O medo da solidão acompanha muitos de nós. Nossa cultura costuma associar estar só ao isolamento, à ideia de fracasso, a um vazio que denuncia a incapacidade de conseguir companhia. Mas solidão e solitude não são a mesma coisa: a solidão se vive como ausência, a solitude é outra experiência, estar consigo mesmo, escutando, suportando o silêncio.
Em teoria sabemos que precisamos aprender a ficar sós, mas o desamparo nos assombra e fazemos de tudo para não entrar em contato com esse sentimento, que tem raízes na infância. No começo da vida descobrimos, de modo abrupto, que sozinhos não sobrevivemos, e esse choque deixa marcas: o desamparo aparece como fracasso, como se não fôssemos capazes de nos sustentar como indivíduos.
O abismo da solidão
A solidão pode se abrir como abismo, não apenas pela falta do outro, mas porque nos obriga a encarar partes de nós mesmos que evitamos: desejos, medos, conteúdos que parecem perigosos. Por isso tantas vezes nos agarramos a relações insuficientes, já esvaziadas, só para não enfrentar esse vazio.
O medo da solidão não é só de perder o outro, mas de encontrar a si mesmo.
Conexões sem intimidade
Com a internet, parece que temos uma infinidade de relações, mas quase todas sem intimidade real. Compartilhamos nossas angústias e até nosso desamparo, mas não dividimos de fato; o desejo de intimidade se confunde com a esperança de salvação, e o amor é terceirizado para um outro que nunca chega como se espera. Voltamos, então, sempre ao mesmo ponto: medo, dependência, vazio.
Quantas vezes ficamos em relações que já acabaram só para não encarar a possibilidade de estar só? É um medo que também tem preguiça, porque começar de novo dá trabalho, envolve incerteza, risco, a angústia de escolher e ser escolhido.
Alienação, separação e desejo
Na psicanálise falamos de alienação e separação. Alienação é quando me coloco como objeto da falta do outro, renunciando ao meu desejo; separação é aceitar que o outro tem um lugar próprio, diferente do meu, e que é dessa diferença que nasce o desejo.
A infância mostra isso de forma radical: o bebê descobre que não basta para a mãe, que ela olha para fora, que deseja outras coisas. É doloroso, mas é daí que surge nele a possibilidade de desejar também, de mover-se em direção ao mundo. Da falta nasce o desejo.
Quando adultos, ao sentir solidão, regredimos a esse estado infantil de desamparo, e quanto mais forte foi essa experiência lá atrás, seja pela ausência, pela depressão materna, pela negligência ou pela perda precoce, mais fundo será o buraco aberto pela solidão.
O trabalho da solitude
A solitude não é um jardim romântico. É exigente, atravessada por angústia, e por vezes se aproxima da ideia de morte. É difícil suportar o silêncio sem recorrer a distrações, mas é nesse espaço que pode surgir algo novo: intimidade, criação, desejo.
A análise pode ser um lugar para essa experiência, com sua escuta e seus silêncios, mas também a arte, a contemplação, a escrita, a escolha de um tempo menos saturado de estímulos.
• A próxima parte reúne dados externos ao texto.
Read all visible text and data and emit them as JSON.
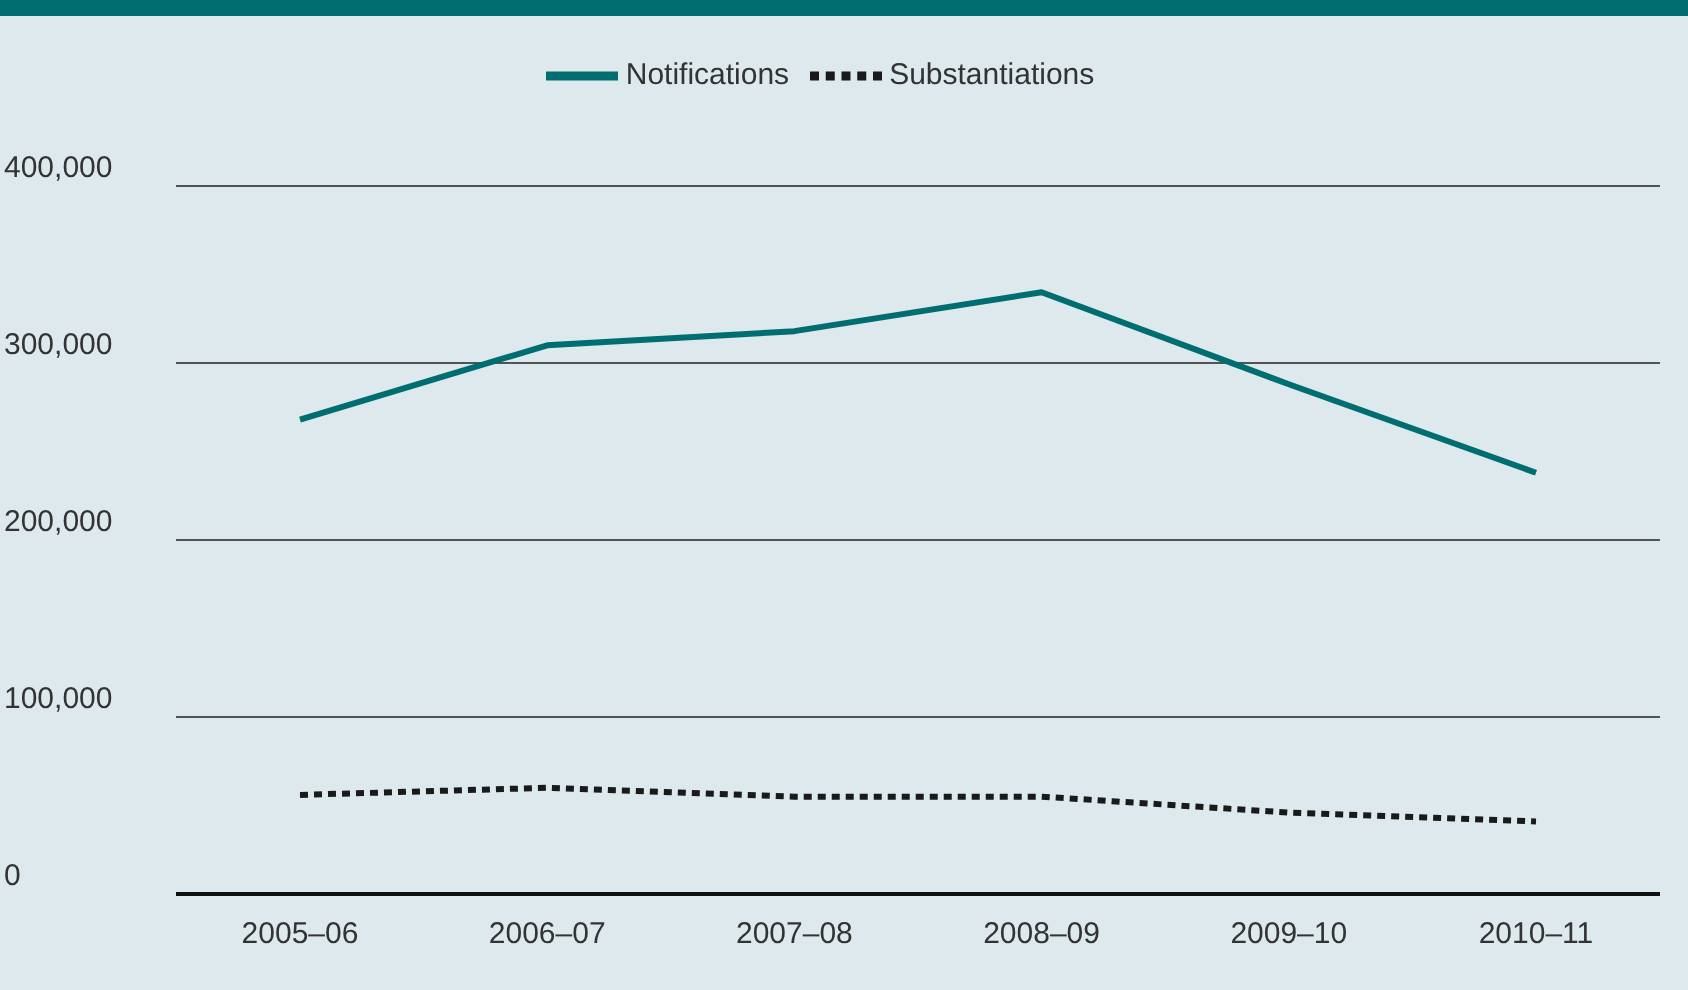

Nossa cultura, no entanto, ensina cedo a fugir dos próprios afetos: engole o choro, não fale assim, não tenha inveja. Pequenas frases que nos educam a reprimir, e sem espaço para sentir crescemos tentando anestesiar aquilo que inevitavelmente retorna.
A solidão como questão social
Há um paradoxo que marca o presente: quanto mais redes usamos, mais solitários nos tornamos. Estudos mostram isso com clareza. A solidão não é só um problema individual, é também uma questão social e até de saúde pública. Pessoas solitárias tendem a viver menos, e a solidão aparece como uma forma de sofrimento próprio da contemporaneidade, ligada à hiperconexão, ao narcisismo, ao individualismo.
Conclusão
A solidão pode prender no desamparo, reabrindo feridas antigas e reforçando a sensação de fracasso que muitas vezes vem de relações passadas. É comum que o medo de ficar só não seja tanto da ausência do outro, mas do encontro consigo mesmo, com conteúdos que evitamos e que preferimos atribuir ao abandono ou à falta de amor.
A solitude, por sua vez, exige outro movimento: sair da posição de dificuldade, deixar de girar apenas em torno do fracasso e se arriscar a sustentar o próprio vazio. Esse é o trabalho mais difícil, porque significa entrar em contato com o que há de mais íntimo, sem garantias, sem terceirizar no outro a promessa de salvação.
Não se trata de uma receita nem de um ideal romântico. É um trabalho contínuo, incerto, que pede coragem para reconhecer o desamparo sem se reduzir a ele. Talvez seja aí, nesse espaço de risco, que a solidão possa se transformar em solitude, e que algo do desejo próprio finalmente encontre lugar.